High costs of production and logistics services are hurting investors by reducing their profit margins while leading to an increase in prices on the market.
Investors argue that high energy, taxation and land cost as well as transport charges, especially for importing raw materials are impacting heavily on the amount of operational capital.
“The aspect of land is challenging in Rwanda. We don’t have enough land to grow wheat to cater for the high demand on the market,” Mounir Bakhressa, the Managing Director Bakhressa Milling Industry told Business Times.
Bakhressa noted that the industry is heavily dependent on wheat imported from Tanzania which is affected by high transport costs.
Statistics show that transport costs account for 40 percent of the total value of imports to the country.
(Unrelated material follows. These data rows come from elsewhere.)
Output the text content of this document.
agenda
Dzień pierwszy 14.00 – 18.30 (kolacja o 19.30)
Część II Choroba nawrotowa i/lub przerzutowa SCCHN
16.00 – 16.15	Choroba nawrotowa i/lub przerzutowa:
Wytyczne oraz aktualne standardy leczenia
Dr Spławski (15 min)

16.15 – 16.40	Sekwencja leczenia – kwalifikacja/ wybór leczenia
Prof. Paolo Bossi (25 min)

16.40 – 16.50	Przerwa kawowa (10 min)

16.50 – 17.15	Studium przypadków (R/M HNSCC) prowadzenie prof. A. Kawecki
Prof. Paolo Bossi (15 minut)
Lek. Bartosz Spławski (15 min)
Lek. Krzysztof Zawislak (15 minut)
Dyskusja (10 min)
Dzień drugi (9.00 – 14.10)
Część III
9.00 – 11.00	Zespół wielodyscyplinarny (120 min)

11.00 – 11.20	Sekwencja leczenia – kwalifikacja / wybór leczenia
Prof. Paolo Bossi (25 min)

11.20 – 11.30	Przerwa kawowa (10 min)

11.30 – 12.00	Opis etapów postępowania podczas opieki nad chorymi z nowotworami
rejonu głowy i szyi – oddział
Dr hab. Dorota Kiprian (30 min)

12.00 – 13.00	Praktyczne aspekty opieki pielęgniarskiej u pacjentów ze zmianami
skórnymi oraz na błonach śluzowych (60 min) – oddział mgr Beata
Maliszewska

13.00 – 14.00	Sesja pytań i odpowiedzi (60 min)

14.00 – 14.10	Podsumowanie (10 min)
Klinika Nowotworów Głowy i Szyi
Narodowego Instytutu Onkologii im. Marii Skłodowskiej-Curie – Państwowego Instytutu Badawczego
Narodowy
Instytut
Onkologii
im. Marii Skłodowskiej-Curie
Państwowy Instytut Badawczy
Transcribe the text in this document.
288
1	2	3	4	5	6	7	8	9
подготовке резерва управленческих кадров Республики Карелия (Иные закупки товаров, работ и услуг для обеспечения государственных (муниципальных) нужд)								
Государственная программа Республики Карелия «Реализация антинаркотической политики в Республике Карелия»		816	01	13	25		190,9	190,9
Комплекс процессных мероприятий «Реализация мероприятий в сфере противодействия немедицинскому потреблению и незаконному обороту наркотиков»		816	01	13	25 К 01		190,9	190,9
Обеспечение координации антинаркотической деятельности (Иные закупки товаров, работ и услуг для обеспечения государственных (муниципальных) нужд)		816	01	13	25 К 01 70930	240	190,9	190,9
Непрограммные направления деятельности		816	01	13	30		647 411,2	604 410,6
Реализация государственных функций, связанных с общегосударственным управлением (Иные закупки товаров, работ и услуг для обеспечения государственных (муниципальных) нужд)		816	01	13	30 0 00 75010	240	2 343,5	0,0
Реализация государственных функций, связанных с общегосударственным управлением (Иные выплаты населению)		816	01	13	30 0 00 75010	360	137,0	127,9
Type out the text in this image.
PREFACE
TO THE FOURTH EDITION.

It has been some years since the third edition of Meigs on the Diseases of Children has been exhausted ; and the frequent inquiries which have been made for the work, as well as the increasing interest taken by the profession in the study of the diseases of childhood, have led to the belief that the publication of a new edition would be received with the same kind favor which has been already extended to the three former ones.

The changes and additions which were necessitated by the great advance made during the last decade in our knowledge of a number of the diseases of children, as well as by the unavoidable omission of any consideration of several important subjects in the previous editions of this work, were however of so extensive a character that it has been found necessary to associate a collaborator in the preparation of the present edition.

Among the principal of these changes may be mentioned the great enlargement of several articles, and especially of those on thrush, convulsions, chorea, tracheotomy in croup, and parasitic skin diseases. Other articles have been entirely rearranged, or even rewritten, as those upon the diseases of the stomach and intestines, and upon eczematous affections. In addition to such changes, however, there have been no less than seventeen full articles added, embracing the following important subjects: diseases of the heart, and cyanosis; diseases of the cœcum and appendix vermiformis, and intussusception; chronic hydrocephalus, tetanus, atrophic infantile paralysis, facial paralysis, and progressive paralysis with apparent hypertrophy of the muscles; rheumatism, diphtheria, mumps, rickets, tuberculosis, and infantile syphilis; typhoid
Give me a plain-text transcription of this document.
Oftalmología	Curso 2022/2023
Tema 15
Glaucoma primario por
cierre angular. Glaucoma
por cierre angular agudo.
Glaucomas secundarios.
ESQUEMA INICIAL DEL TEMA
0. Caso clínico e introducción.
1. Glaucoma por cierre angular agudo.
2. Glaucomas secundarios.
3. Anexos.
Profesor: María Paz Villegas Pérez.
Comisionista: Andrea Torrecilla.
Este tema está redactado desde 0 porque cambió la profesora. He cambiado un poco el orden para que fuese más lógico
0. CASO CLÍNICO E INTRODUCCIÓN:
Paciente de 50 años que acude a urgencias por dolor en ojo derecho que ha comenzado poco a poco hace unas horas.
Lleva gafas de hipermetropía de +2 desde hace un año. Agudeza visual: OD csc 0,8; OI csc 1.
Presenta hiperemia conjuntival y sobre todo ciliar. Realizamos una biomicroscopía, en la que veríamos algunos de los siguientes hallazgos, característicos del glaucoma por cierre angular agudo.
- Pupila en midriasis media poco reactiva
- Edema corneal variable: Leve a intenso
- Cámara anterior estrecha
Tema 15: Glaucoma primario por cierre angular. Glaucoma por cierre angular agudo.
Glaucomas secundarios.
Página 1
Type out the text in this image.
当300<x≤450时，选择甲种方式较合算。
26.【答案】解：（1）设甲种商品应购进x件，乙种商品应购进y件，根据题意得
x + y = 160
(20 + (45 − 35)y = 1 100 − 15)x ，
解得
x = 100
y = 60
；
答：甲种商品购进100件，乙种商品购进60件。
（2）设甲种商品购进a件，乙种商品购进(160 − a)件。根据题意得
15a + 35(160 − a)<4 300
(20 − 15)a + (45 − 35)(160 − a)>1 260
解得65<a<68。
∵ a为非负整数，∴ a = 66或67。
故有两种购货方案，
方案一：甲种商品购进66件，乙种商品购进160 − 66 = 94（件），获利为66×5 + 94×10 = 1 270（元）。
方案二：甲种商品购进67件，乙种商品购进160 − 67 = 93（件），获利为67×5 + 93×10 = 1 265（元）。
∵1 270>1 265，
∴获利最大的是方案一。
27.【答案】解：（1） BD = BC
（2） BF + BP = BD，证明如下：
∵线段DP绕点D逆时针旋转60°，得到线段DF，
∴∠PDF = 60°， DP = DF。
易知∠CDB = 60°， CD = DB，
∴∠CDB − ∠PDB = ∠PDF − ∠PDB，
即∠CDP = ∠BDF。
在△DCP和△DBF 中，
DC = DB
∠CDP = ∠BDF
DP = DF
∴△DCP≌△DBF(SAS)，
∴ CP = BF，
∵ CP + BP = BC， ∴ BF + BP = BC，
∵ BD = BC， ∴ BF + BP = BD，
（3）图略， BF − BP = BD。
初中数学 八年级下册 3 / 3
“We are trying to control our supply chain and also look at setting pilot farms for wheat growing to cut the costs,” he added.
The manufacturing sector has been rated last among sectors in the country contributing only 4.3 percent to the Gross Domestic Product (GDP) calling for action to streamline the sector.
An economist Dr. Peter de Valk, recently said that the manufacturing sector is struggling with multiple bottlenecks including, limited supply of skilled labour among others.
The Minister of Trade and Industry, Francois Kanimba, noted that government is developing means of addressing these trade barriers by helping local industries to access cheaper imports from the East African Community region.
The Ministry with the support of the World Bank group is conducting a study for the development of a logistics and distribution services strategy for Rwanda aimed at developing a viable trade logistics industry.
The study, according to experts, will define establishment of agro centres to host added-value logistics services for agro-exports, regional distribution centres and an air cargo centre to support development of an air cargo hub which are the country’s potential market segments in logistics and distribution.